Per questo e forse per altri più oscuri motivi mi è venuta l’idea di un format: una specie di trasmissione di tv privata (molto privata, oserei dire intima), una forma di “radiolibera dello spirito” per immagini e suono che mandasse in onda performance di canzoni e “interferenze parlate” di esseri umani diversi fra loro per sesso, estrazione culturale, professione. Nella mia idea ogni puntata doveva avere un tema; ok, ma come sceglierlo? Come scongiurare il rischio della retorica?

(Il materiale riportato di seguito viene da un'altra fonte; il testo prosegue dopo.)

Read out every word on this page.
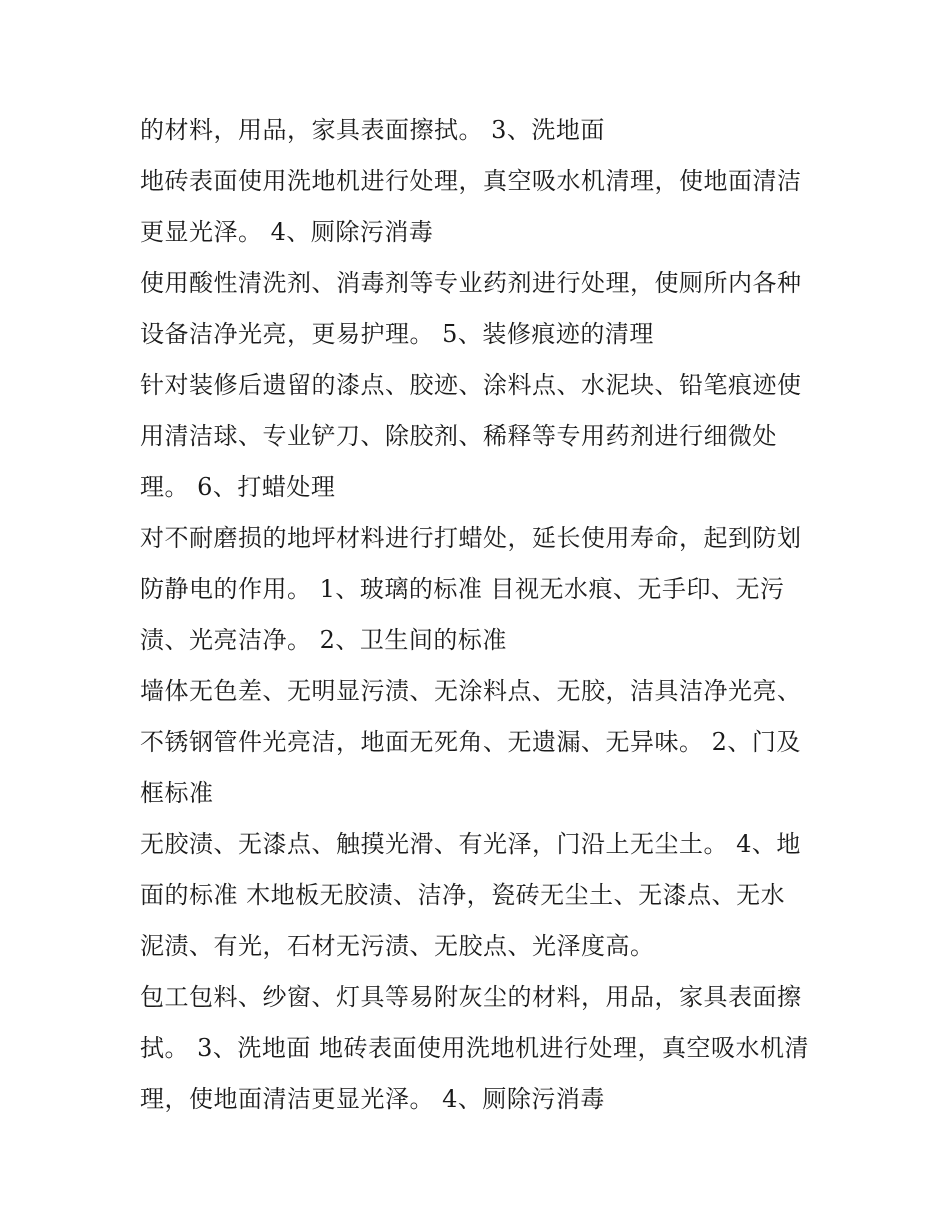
的材料，用品，家具表面擦拭。 3、洗地面
地砖表面使用洗地机进行处理，真空吸水机清理，使地面清洁
更显光泽。 4、厕除污消毒
使用酸性清洗剂、消毒剂等专业药剂进行处理，使厕所内各种
设备洁净光亮，更易护理。 5、装修痕迹的清理
针对装修后遗留的漆点、胶迹、涂料点、水泥块、铅笔痕迹使
用清洁球、专业铲刀、除胶剂、稀释等专用药剂进行细微处
理。 6、打蜡处理
对不耐磨损的地坪材料进行打蜡处，延长使用寿命，起到防划
防静电的作用。 1、玻璃的标准 目视无水痕、无手印、无污
渍、光亮洁净。 2、卫生间的标准
墙体无色差、无明显污渍、无涂料点、无胶，洁具洁净光亮、
不锈钢管件光亮洁，地面无死角、无遗漏、无异味。 2、门及
框标准
无胶渍、无漆点、触摸光滑、有光泽，门沿上无尘土。 4、地
面的标准 木地板无胶渍、洁净，瓷砖无尘土、无漆点、无水
泥渍、有光，石材无污渍、无胶点、光泽度高。
包工包料、纱窗、灯具等易附灰尘的材料，用品，家具表面擦
拭。 3、洗地面 地砖表面使用洗地机进行处理，真空吸水机清
理，使地面清洁更显光泽。 4、厕除污消毒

È stato più semplice del previsto: mi sono fatto aiutare dalla musica; ho scelto prima di tutto le canzoni da suonare, e son stati poi i testi di quelle a suggerire l’argomento della puntata. Così è stato, ed è stato assai divertente. Una delle canzoni, Una storia inventata di Milva, scritta da Battiato e Giusto Pio negli anni ’80, ha persino dato il titolo al programma. Con Angelo Trabace, amico nonché eclettico pianista, ci siamo divertiti ad arrangiare e suonare in libertà queste otto canzoni che ci son sempre piaciute – e che ci hanno dato la possibilità di parlare di sogni, di addio, di estate, ricordi, maschilismo e femminicidio – spogliandole delle loro vesti originarie per piegarle a una nudità molto esposta (la stessa che ho cercato nel mio disco in uscita in autunno, ma vabbè, questa è ancora un’altra storia). In ogni caso, nel rigore e nella fragilità di queste esecuzioni dal vivo, abbiamo – spero – donato una luce diversa ai manufatti originari, e gioia e commozione a noi stessi.
Che sono un grande ammiratore di Franco Battiato, e che lo considero una delle figure più importanti della musica italiana (leggera e non) è risaputo. Questa canzone, tratta da un disco che scrisse e produsse per Milva nel 1989, Svegliando l’amante che dorme, è per me un piccolo gioiello. Ha quello che le grandi canzoni popolari dovrebbero sempre avere: l’essere in bilico fra il noto, ovvero la grande cantabilità (accade qui, ad esempio, nella melodia larga dell’inciso) e l’ignoto (qui sotto forma di frammenti inaspettati di testo, come “c’è sempre una signora che mi fa la spesa”, “la borsa d’acqua calda per scaldare il letto”).
Anche se non mi ricordo come e quando ci siamo incontrati la prima volta, sono sicuro di conoscere Valerio Millefoglie da un bel po’. Ho letto i suoi libri e sono stato più di una volta a vedere sue performance milanesi; è acuto, ironico, poliedrico; ammiro molto la sua capacità di essere un ultrascrittore. Quando mi ha proposto che gli sarebbe piaciuto scrivere per Storie inventate un pezzo su un’immaginaria agenzia immobiliare che oltre agli immobili vende anche i ricordi allegati mi sono subito entusiasmato.
Sono particolarmente contento di come abbiamo trattato queste “storie inventate” da altri, di come ci hanno fatto sentire vivi, oltre che estremamente orgoglioso di essere riuscito a radunare ospiti che hanno aggiunto le loro storie inventate a quelle musicali che ho abbinato a loro. Invenzioni altrui per invenzioni altrui, sì: eppure in fondo, inesorabilmente noi.